2) use the market to extract subsidies for current teams in the league.

The expansion team will sell for the net present value of the future revenues of the team (V) and be divided equally among all (N) teams. Thus each team will receive V/N from the expansion team. When extracting subsidies the amount any team can extract is equal to the probability (P) that the team will leave for the open market multiplied by V. Since only one team could move to the target market, the probability that a team will leave will be 1/the number of marginal teams threatening to move (M), or 1/M. For example, if ten teams threaten to leave for DC the probability than any team relocates is 0.1. Therefore, the total amount of subsidies each marginal team can extract is equal to V/M, with a total value that will sum to V for the entire league.

If every team in the league can threaten to leave its current city then the owners will receive subsidies equal to the gains from expanding to the new market. However, there is a problem with this. Expansion threats by existing teams must be credible. The Yankees and Red Sox may get public subsidies but no politician would seriously believe these teams would move to another market. Teams that cannot credibly threaten to leave a market receive none of the benefits of extortion, while M teams will receive more subsidies and prefer extortion to expansion.

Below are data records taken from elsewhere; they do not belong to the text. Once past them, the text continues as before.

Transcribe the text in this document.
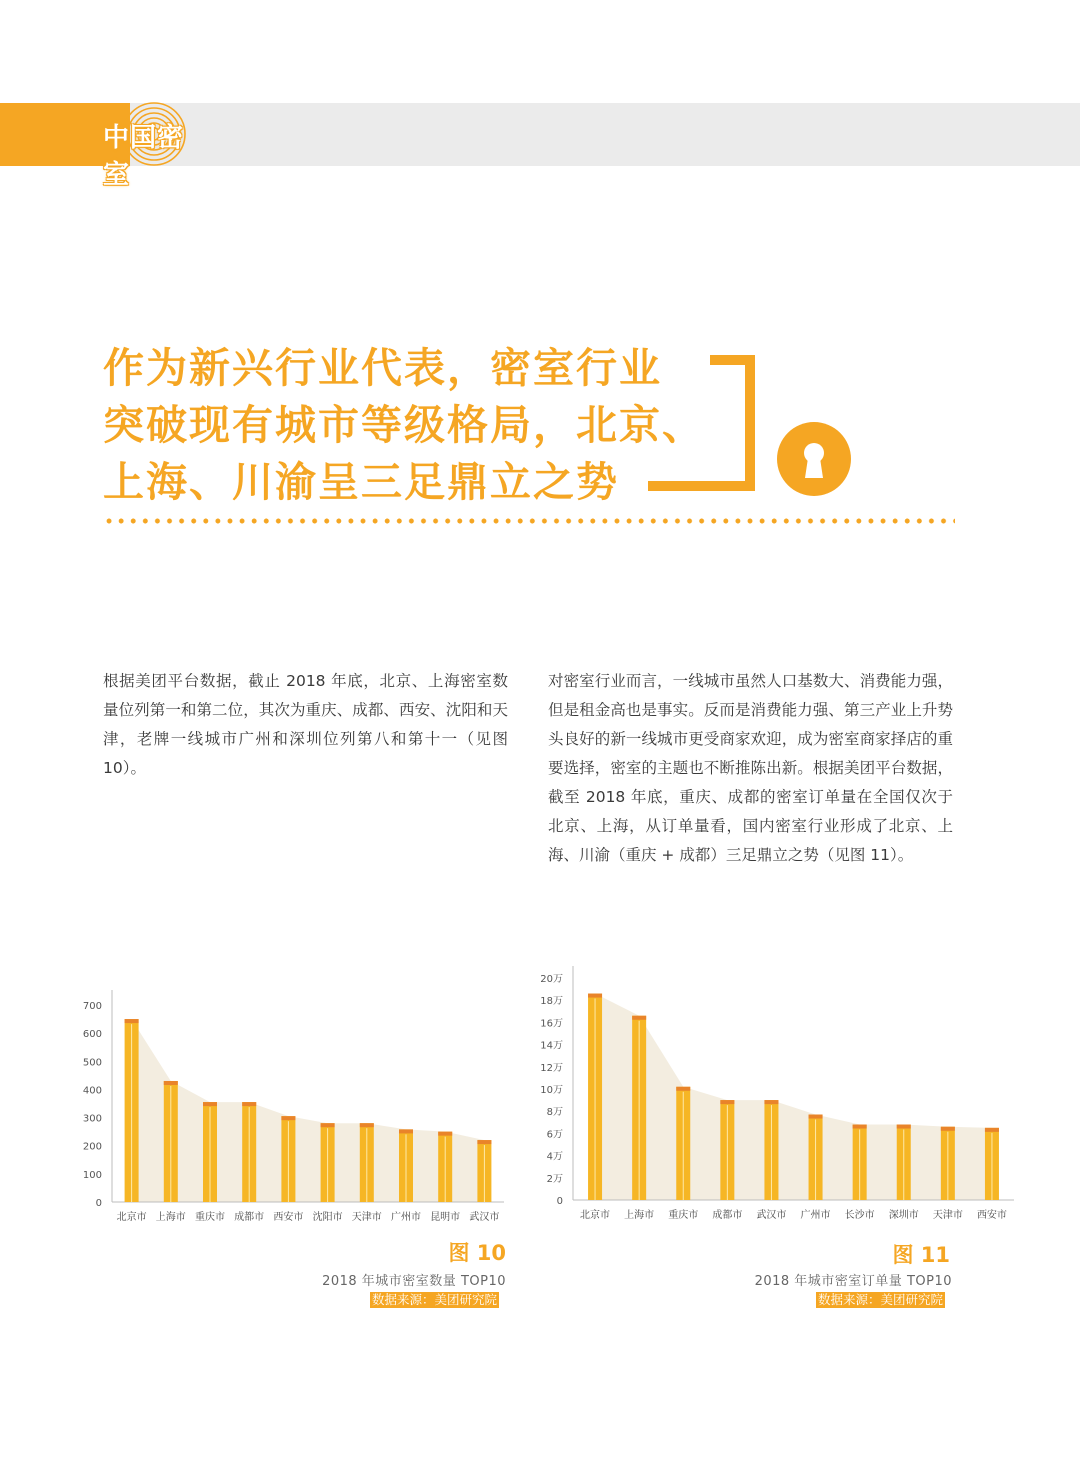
中国密室
作为新兴行业代表，密室行业
突破现有城市等级格局，北京、
上海、川渝呈三足鼎立之势

根据美团平台数据，截止 2018 年底，北京、上海密室数量位列第一和第二位，其次为重庆、成都、西安、沈阳和天津，老牌一线城市广州和深圳位列第八和第十一（见图 10）。

对密室行业而言，一线城市虽然人口基数大、消费能力强，但是租金高也是事实。反而是消费能力强、第三产业上升势头良好的新一线城市更受商家欢迎，成为密室商家择店的重要选择，密室的主题也不断推陈出新。根据美团平台数据，截至 2018 年底，重庆、成都的密室订单量在全国仅次于北京、上海，从订单量看，国内密室行业形成了北京、上海、川渝（重庆 + 成都）三足鼎立之势（见图 11）。

0
100
200
300
400
500
600
700
北京市 上海市 重庆市 成都市 西安市 沈阳市 天津市 广州市 昆明市 武汉市
0
2万
4万
6万
8万
10万
12万
14万
16万
18万
20万
北京市 上海市 重庆市 成都市 武汉市 广州市 长沙市 深圳市 天津市 西安市

图 10

2018 年城市密室数量 TOP10

数据来源：美团研究院

图 11

2018 年城市密室订单量 TOP10

数据来源：美团研究院
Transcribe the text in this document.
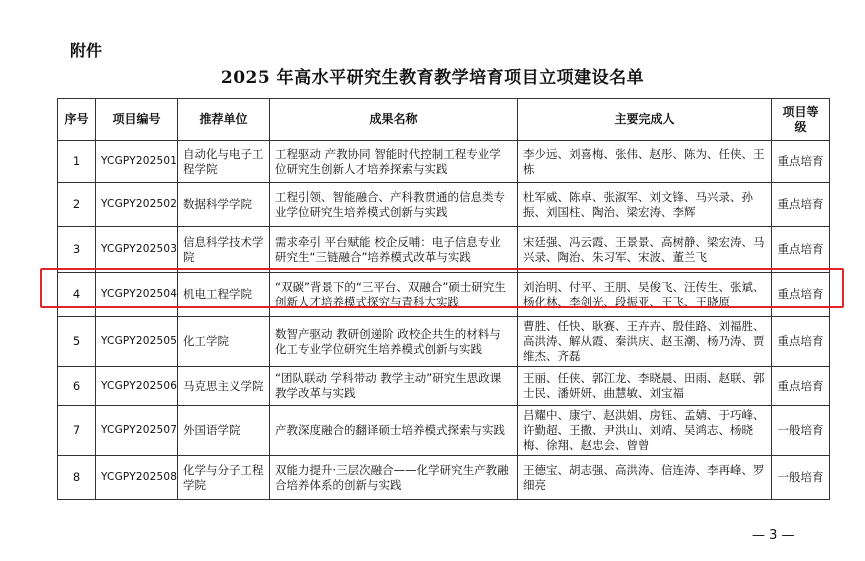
附件
2025 年高水平研究生教育教学培育项目立项建设名单
序号	项目编号	推荐单位	成果名称	主要完成人	项目等级
1	YCGPY202501	自动化与电子工程学院	工程驱动 产教协同 智能时代控制工程专业学位研究生创新人才培养探索与实践	李少远、刘喜梅、张伟、赵彤、陈为、任侠、王栋	重点培育
2	YCGPY202502	数据科学学院	工程引领、智能融合、产科教贯通的信息类专业学位研究生培养模式创新与实践	杜军威、陈卓、张淑军、刘文锋、马兴录、孙振、刘国柱、陶治、梁宏涛、李辉	重点培育
3	YCGPY202503	信息科学技术学院	需求牵引 平台赋能 校企反哺：电子信息专业研究生“三链融合”培养模式改革与实践	宋廷强、冯云霞、王景景、高树静、梁宏涛、马兴录、陶治、朱习军、宋波、董兰飞	重点培育
4	YCGPY202504	机电工程学院	“双碳”背景下的“三平台、双融合”硕士研究生创新人才培养模式探究与青科大实践	刘治明、付平、王朋、吴俊飞、汪传生、张斌、杨化林、李剑光、段振亚、王飞、王晓原	重点培育
5	YCGPY202505	化工学院	数智产驱动 教研创递阶 政校企共生的材料与化工专业学位研究生培养模式创新与实践	曹胜、任快、耿赛、王卉卉、殷佳路、刘福胜、高洪涛、解从霞、秦洪庆、赵玉潮、杨乃涛、贾维杰、齐磊	重点培育
6	YCGPY202506	马克思主义学院	“团队联动 学科带动 教学主动”研究生思政课教学改革与实践	王丽、任侠、郭江龙、李晓晨、田雨、赵联、郭士民、潘妍妍、曲慧敏、刘宝福	重点培育
7	YCGPY202507	外国语学院	产教深度融合的翻译硕士培养模式探索与实践	吕耀中、康宁、赵洪娟、房钰、孟婧、于巧峰、许勤超、王撒、尹洪山、刘靖、吴鸿志、杨晓梅、徐翔、赵忠会、曾曾	一般培育
8	YCGPY202508	化学与分子工程学院	双能力提升·三层次融合——化学研究生产教融合培养体系的创新与实践	王德宝、胡志强、高洪涛、信连涛、李再峰、罗细亮	一般培育
— 3 —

So now we get down to the nitty-gritty. The current MLB rule is complicated, requiring ¾ of the affected league and a simple majority in the other league for approval of relocation and expansion. Basically, this means the league needs 20 teams to approve either relocation or expansion. Let’s assume all M teams would vote for relocation (because it makes their threats to leave credible) and all non-M teams vote would vote for expansion. If the number of M teams were greater than 19, the league would choose to use an available market for extortion rather than expansion. Twenty teams could credibly threaten to move to the new market with each receiving 1/20th of the value of hosting a new team in the target market. If the number of non-M teams were greater than 19, then the league would choose to expand into the new market with each team receiving 1/30th of the value of the new team. But we have some indeterminate space. What happens if neither faction has the required supermajority? Well it depends on bargaining strength, and I think the non-M teams will have a stronger position. Why? The status quo, with no team receiving any fraction of V, is the fallback position. M teams have something to gain from V (V/30), but non-M teams do not receive anything from relocation. No non-M teams would have an incentive to deviate from the status quo, but M teams do have reason to deviate. So what does this mean? Well, the choice of expansion versus extortion is determined by number of M teams.

Likelihood of reality about the number of M-teams:
–10 or less: Most realistic (like at Radio Shack)
— Less than 20 but greater than 10: Possibly realistic
— 20 or greater: Not realistic

This leads me to believe that MLB is more likely to use available market for expansion rather than extortion. Now, before you start flaming me for all of these “assumptions” I will grant that the model is very basic. It is just a starting point for my thinking on this issue. I am happy to receive suggestions. I think the most troubling unstated assumption of my analysis is that cities with teams properly perceive the threat of a team leaving. If the probability of departure is perceived to be greater than the actual probability, then extortion may be preferable to expansion. But, if cities overestimate the probability of team relocation, then leaving a city open for extortion is not necessary. Owners can extract subsidies by threatening to move the team to unqualified markets AND obtain revenues from expanding into a qualified market.